La première contribution de la seconde partie, proposée par Martin Senftleben, est consacrée au droit communautaire et passe en revue les dispositions du Règlement no 207/2009 du Conseil sur la marque communautaire et de la Directive no 2008/95/CE du Parlement et du Conseil rapprochant les législations des États membres sur les marques qui ont une incidence sur les transactions en matière de marques.

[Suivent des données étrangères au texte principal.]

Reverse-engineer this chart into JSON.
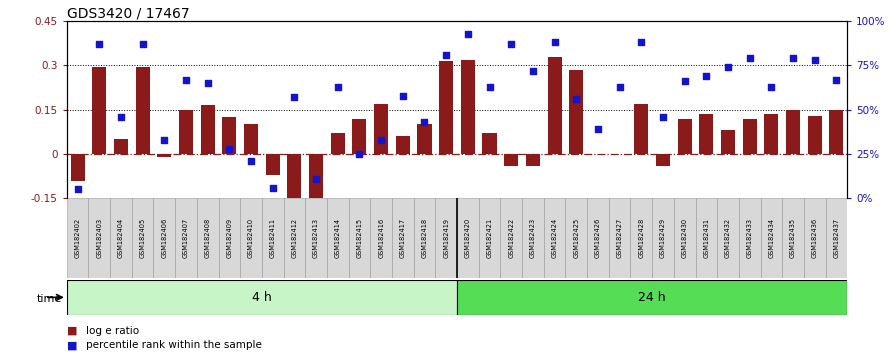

À la lumière des dispositions concernées et au travers de deux décisions de la CJUE, l’auteur examine ensuite deux problématiques distinctes : celle des prérogatives à disposition du titulaire d’une marque de luxe lorsque le preneur de licence ne respecte pas les exigences imposées au réseau de distribution sélective et celle de savoir si la répression de l’abus de droit par le droit d’un État membre peut faire obstacle aux droits du titulaire d’une marque découlant du droit communautaire (Trademark Trans­actions in EU Law: Refining the Approach to Selective Distribution Networks and National Unfair Competition Law, 327 ss).

Les neuf contributions suivantes examinent, après avoir exposé le cadre légal applicable, les contrats les plus fréquemment rencontrés en pratique en matière de marques, notamment les contrats de transferts de marques, les licences sur les marques et les marques en tant que sûretés, au regard de certaines législations nationales, à savoir :

  • au Royaume-Uni (Laura Anderson, UK Perspectives on Trademark Transactions : A Liberal Approach, 358 ss) ;
  • en Allemagne (Axel Nordemann /Christian Czychowski, Trademark Transactions in Germany : A Continental European System Moves Towards Common Under­standing with the US, 387 ss) ;
  • en France (Nicolas Binctin, French Perspectives on Trademark Transactions : from the Civil Code to the Business Law, 410 ss) ;
  • aux États-Unis d’Amérique (Irene Calboli, Trademark Transactions in the United States : Towards a De Facto Acceptance of The Trading In Gross, 439 ss) ;
  • au Brésil (José Carlos Vaz e Dias, New Dress Code for Business Trans­actions in Brazil : Essentials and Peculiarities of Trademarks in the Spotlight, 462 ss) ;
  • en Chine (He Guo, Chinese Trademark Law and Trademark Transactions : A Law in Transition in the Global Economy, 485 ss) ;
  • au Japon (Shinto Teramoto, Japanese Perspectives on Trademark Transactions : Is Expansive Trademark Practice Prevailing Over the Conservative Stoicism, 511 ss) ;
  • dans les États de l’Asie du Sud-Est (Susanna H.S. Leong, Trademark Transactions in ASEAN : Convergences and Divergences in Emerging Markets, 537 ss) ;
  • en Inde (Raman Mittal, Trademark Transactions in India : Exploring the Genre, Scope and Consequence, 558 ss).

Si la valeur de chacune de ces analyses est indéniable pour les ressortissants de la juridiction concernée, elle devrait également constituer une source d’inspiration d’une grande richesse pour le juriste suisse.

En conclusion, dans un contexte où une partie substantielle des rapports contractuels, en particulier en matière de marques, s’inscrivent dorénavant dans un contexte international, cet ouvrage trouvera aisément sa place chez le juriste, que ce soit dans sa bibliothèque ou fréquemment ouvert sur son bureau, que celui-ci soit suisse ou provenant d’une autre juridiction et que celui-ci soit actif en propriété intellectuelle ou plus généralement en droit des contrats.